The change tracking layer in Core/ChangeTracking/SQLStatementGenerator.swift generates parameterized statements from in-grid edits. When you modify a cell in the results view, it doesn't build a string like UPDATE t SET col = 'value' WHERE id = 1. It builds UPDATE t SET col = $1 WHERE id = $2 and binds the values separately. The comment at the top of the file says exactly why: "Uses prepared statements instead of string escaping to prevent SQL injection." That's a non-obvious choice for a UI grid editor — most tools just escape the string.

The AI integration supports Anthropic, OpenAI-compatible endpoints, Gemini, and Ollama. Core/AI/AnthropicProvider.swift implements the streaming API using URLSession.bytes and iterates over SSE lines with bytes.lines — no third-party streaming library.

Using it

brew install --cask tablepro

The MCP server is optional and off by default. You enable it in Settings and connect Claude Desktop, VS Code, or Cursor by adding a config entry pointing to the stdio bridge that TablePro writes to ~/Library/Application Support/TablePro/mcp-bridge.json.

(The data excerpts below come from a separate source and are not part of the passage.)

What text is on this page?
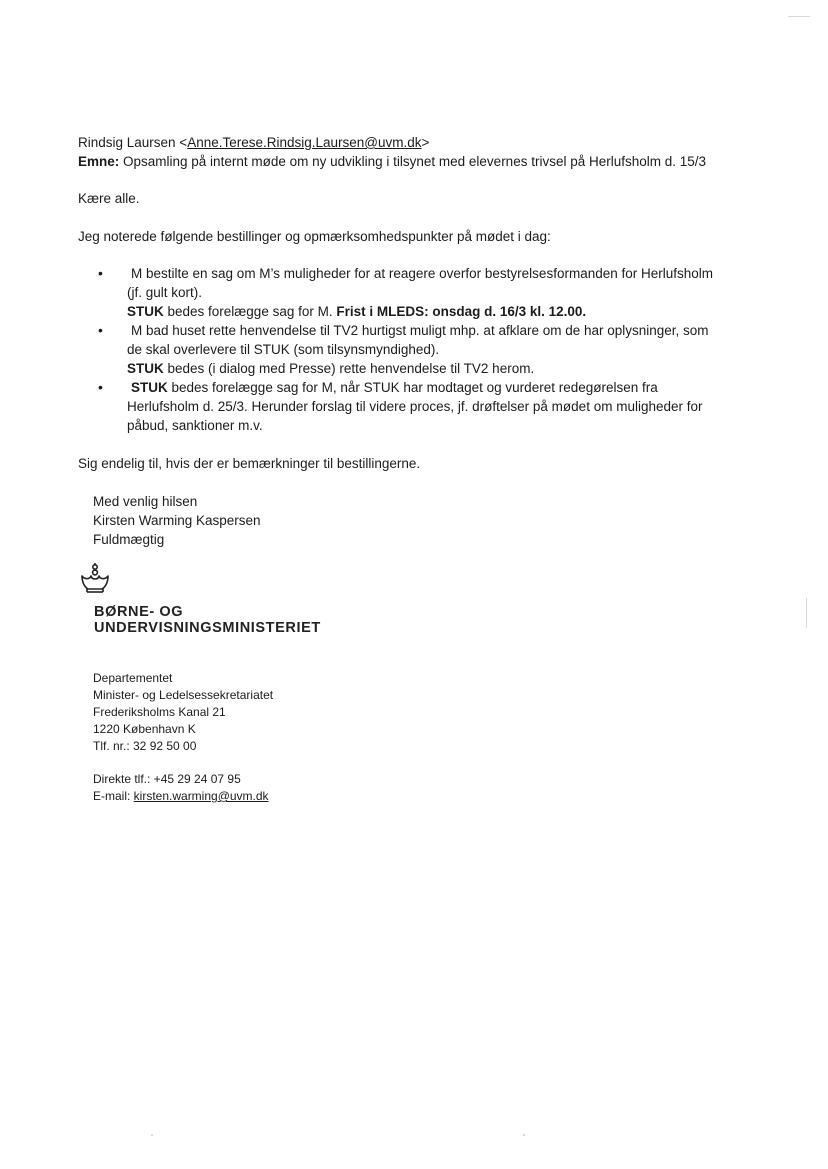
Rindsig Laursen <Anne.Terese.Rindsig.Laursen@uvm.dk>
Emne: Opsamling på internt møde om ny udvikling i tilsynet med elevernes trivsel på Herlufsholm d. 15/3
Kære alle.
Jeg noterede følgende bestillinger og opmærksomhedspunkter på mødet i dag:
• M bestilte en sag om M’s muligheder for at reagere overfor bestyrelsesformanden for Herlufsholm
(jf. gult kort).
STUK bedes forelægge sag for M. Frist i MLEDS: onsdag d. 16/3 kl. 12.00.
• M bad huset rette henvendelse til TV2 hurtigst muligt mhp. at afklare om de har oplysninger, som
de skal overlevere til STUK (som tilsynsmyndighed).
STUK bedes (i dialog med Presse) rette henvendelse til TV2 herom.
• STUK bedes forelægge sag for M, når STUK har modtaget og vurderet redegørelsen fra
Herlufsholm d. 25/3. Herunder forslag til videre proces, jf. drøftelser på mødet om muligheder for
påbud, sanktioner m.v.
Sig endelig til, hvis der er bemærkninger til bestillingerne.
Med venlig hilsen
Kirsten Warming Kaspersen
Fuldmægtig
BØRNE- OG
UNDERVISNINGSMINISTERIET
Departementet
Minister- og Ledelsessekretariatet
Frederiksholms Kanal 21
1220 København K
Tlf. nr.: 32 92 50 00
Direkte tlf.: +45 29 24 07 95
E-mail: kirsten.warming@uvm.dk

Once connected, you can run queries from your AI client:

list all tables in my_connection
 [users, orders, products, sessions, ...]

execute SELECT COUNT(*) FROM orders WHERE created_at > '2026-01-01'
 48291

The confirm_destructive_operation guard means a hallucinated DROP TABLE hits a wall before touching your data.

Rough edges

Test coverage is thin. The TableProTests/Database/ directory contains one file: ConnectionStringParserTests.swift. The driver plugins themselves have no tests in the repo. For a tool managing writes to production databases, that's a gap.

The MCP server binds to localhost only (INADDR_LOOPBACK), so remote AI clients or Docker-based setups can't reach it without an SSH tunnel or proxy. There's no documented workaround.

The plugin system requires code signing — PluginManager+Validation.swift validates signatures before loading. That's the right call for security, but it means third-party drivers have friction to distribute. Currently every driver ships from the first-party plugin registry.

The AGPL-3.0 license with a required CLA for contributors is a specific combination worth reading before forking for commercial use. The "free with paid premium features" model is also still forming — the website sells licenses, but what exactly they unlock isn't clear from the source.

Bottom line

If you're on macOS and tired of Electron database clients eating 400 MB of RAM for a SELECT statement, TablePro is worth installing. The plugin architecture is sound, the MCP integration is genuinely useful for AI-assisted data work, and the parameterized write layer shows that someone thought carefully about the non-obvious parts.